Of course, my claims about A's trustworthiness or knowledge could be false. In that case, it would still be so that, had my premises been true, X would be probable. Since some of my premises are false, X is not probable.
Very similar things happen in deduction. Many times, in a mathematical proof, I use a statement which I am damn sure is a theorem in order to prove something, but I'll be darned if I'm not wrong. It happens. Individuals' abilities to determine the truth of premises is prone to error.
In this case, we are worse off, since you and I have no good way for ensuring that, through patient discussion and careful consideration, we will come to agree on whether or not these agencies and the bipartisan committees are reliable authorities. The stuff of political discussion is messy compared to mathematics. So it goes.
You are doing statistical reasoning. You've earlier established a correlation between "hearing funny noise" and "having bad starter" which you then use the next time you hear the noise. This could easily be put in a Bayesian framework as well.
Goodness, who would put it in a Bayesian framework?
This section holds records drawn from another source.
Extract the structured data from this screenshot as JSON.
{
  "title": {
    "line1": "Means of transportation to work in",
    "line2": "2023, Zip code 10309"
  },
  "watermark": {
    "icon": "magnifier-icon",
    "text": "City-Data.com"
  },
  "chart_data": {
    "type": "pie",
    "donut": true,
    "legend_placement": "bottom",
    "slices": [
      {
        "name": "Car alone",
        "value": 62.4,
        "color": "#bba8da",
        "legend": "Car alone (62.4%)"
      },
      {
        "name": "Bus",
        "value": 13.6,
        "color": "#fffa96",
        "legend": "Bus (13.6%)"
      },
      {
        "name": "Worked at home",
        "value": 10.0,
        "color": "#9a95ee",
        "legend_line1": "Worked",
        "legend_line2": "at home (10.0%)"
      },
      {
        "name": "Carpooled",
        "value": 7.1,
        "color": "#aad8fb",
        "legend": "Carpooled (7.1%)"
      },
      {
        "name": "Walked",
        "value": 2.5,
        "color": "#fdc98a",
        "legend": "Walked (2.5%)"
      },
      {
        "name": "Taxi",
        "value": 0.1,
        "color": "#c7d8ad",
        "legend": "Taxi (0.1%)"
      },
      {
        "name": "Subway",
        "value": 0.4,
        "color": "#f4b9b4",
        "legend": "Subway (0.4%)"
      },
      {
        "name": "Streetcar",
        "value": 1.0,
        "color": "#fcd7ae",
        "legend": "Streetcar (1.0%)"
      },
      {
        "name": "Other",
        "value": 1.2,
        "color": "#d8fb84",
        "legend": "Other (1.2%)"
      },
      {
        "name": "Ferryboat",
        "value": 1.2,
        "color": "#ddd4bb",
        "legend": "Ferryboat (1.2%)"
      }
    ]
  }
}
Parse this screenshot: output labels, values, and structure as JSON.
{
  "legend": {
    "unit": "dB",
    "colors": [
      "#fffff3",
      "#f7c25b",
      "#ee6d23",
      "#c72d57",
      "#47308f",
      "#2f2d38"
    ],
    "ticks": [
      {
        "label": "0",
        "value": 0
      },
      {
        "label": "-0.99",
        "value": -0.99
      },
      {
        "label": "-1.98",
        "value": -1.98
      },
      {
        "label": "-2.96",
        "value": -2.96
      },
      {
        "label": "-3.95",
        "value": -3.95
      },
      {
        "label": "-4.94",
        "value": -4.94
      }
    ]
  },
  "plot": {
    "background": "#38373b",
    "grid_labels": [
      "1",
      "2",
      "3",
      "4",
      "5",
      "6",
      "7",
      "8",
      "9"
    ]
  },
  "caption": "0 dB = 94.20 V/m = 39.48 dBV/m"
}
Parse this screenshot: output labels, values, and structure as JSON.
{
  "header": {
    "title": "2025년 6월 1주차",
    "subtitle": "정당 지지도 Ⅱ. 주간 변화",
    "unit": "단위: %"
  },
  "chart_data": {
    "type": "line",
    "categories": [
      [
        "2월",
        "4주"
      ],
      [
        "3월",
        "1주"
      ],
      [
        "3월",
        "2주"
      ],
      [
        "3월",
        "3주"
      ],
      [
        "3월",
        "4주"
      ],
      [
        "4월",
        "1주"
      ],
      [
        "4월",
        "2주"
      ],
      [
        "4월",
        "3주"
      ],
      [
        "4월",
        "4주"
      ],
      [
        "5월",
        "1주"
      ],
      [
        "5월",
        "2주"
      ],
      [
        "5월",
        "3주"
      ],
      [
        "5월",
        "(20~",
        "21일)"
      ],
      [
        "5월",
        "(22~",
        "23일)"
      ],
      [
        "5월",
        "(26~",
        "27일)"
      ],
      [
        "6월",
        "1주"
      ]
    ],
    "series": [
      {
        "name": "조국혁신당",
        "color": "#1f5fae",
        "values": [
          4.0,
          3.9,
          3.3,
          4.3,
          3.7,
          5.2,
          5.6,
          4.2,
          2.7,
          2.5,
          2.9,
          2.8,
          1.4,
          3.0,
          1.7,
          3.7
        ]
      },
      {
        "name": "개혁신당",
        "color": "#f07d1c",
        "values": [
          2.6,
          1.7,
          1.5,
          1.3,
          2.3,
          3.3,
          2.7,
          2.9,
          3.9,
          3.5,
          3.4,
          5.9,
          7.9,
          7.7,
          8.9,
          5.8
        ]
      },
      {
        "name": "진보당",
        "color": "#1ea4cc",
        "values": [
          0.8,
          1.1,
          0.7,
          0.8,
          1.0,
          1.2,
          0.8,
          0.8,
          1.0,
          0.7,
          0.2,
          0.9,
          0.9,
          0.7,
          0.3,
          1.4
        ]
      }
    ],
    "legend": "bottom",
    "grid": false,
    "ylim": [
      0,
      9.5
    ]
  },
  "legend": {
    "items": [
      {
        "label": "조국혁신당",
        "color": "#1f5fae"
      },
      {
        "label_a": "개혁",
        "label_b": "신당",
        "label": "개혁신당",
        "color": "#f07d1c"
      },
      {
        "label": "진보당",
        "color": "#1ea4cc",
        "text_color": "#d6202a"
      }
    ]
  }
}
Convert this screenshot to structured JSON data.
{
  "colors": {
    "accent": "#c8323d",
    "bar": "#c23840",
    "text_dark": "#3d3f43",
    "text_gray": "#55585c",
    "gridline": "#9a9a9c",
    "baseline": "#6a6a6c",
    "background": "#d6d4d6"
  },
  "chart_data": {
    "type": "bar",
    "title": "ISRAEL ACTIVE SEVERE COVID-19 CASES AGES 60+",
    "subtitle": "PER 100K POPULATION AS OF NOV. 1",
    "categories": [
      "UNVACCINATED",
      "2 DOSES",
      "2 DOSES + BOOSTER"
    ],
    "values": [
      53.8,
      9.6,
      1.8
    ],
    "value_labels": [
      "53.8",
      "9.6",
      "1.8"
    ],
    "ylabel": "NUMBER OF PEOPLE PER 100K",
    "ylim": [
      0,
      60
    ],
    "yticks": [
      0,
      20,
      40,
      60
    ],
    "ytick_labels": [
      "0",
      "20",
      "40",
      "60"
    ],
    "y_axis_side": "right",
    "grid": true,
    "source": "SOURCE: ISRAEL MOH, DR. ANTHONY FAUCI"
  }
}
I would rather determine whether the analogy between the two situations is sufficiently compelling to make a probable diagnosis. I haven't the time or interest to muck about with statistical methods before testing the starter.
The informal methods of reasoning we use are imperfect, vague, would be much better replaced by statistical methods in many, many instances. But we live in the world, and we reason as things happen, and while it may be jolly fun and useful to build artificial agents to reason more formally, we are not those agents. Thus, we ought to concern ourselves with insuring that our understanding of these informal methods is as thorough as is practicable.
Sorry, I won't be teaching freshmen that they need to use Bayesian methods in order to reliably diagnose starter issues.